GIUSTIZIA: CONGRESSO FORENSE, SI' A MOZIONI SU RIFORMA 
Il Congresso Nazionale Forense che oggi a Bari ha chiuso i lavori - durati tre giorni - chiede che la riforma dell'avvocatura sia approvata prima dello scioglimento del Parlamento. Gli oltre mille delegati si sono espressi in favore del progetto di riforma, oggetto delle contestazioni di questi giorni, ma chiedono importanti modifiche nella prossima legislatura. E' questo, in sintesi, il contenuto di due mozioni approvate a larga maggioranza dal congresso e che riguardano la riforma forense che è ora all'esame del Senato.
"L'Avvocatura oggi - ha detto il presidente del Consiglio nazionale forense, Guido Alpa - ha posto il primo mattone ri-fondante per il recupero della sua dignità e della sua centralità nell'amministrazione della giustizia al servizio dei cittadini, in condizioni di autonomia e indipendenza". "Ora guardiamo fiduciosi al Senato - ha aggiunto Alpa - dove la riforma è in commissione giustizia, augurandoci che si possa concludere quanto prima l'iter parlamentare che ha impegnato il Parlamento per quattro anni. Ci conforta che oggi il presidente del Senato Renato Schifani ha manifestato favore verso questo risultato".

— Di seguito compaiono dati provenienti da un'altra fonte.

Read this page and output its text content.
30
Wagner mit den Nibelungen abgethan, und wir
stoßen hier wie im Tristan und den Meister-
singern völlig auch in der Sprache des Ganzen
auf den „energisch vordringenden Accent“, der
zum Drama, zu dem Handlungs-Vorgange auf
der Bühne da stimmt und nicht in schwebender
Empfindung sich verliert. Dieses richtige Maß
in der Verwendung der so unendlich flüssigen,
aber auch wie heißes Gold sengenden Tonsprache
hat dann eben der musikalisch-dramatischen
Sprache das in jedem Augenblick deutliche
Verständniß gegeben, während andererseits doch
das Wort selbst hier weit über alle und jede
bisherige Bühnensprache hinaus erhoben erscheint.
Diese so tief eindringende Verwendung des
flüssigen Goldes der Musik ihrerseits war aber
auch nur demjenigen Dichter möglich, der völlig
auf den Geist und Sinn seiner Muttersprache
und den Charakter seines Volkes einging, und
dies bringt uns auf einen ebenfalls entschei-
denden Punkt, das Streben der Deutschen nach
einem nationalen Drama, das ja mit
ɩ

In questa ultima giornata di lavori del Congresso, sono state discusse una quarantina di mozioni sui temi della liberalizzazione della professione, sul funzionamento dell'ordinamento giuridico, sulla tutela dell'autonomia della cassa forense, sul radicale mutamento dell'accesso alla professione e più in generale sulla riforma forense in esame in Parlamento e altre che stigmatizzano la situazione carceraria italiana, che respingono la rottamazione del processo civile (no all'appello cassatorio e all'aumento del contributo unificato), che rifiutano senza mezzi termini l'obbligatorietà della mediaconciliazione e il taglio di circa mille sedi giudiziarie (queste ultime per acclamazione).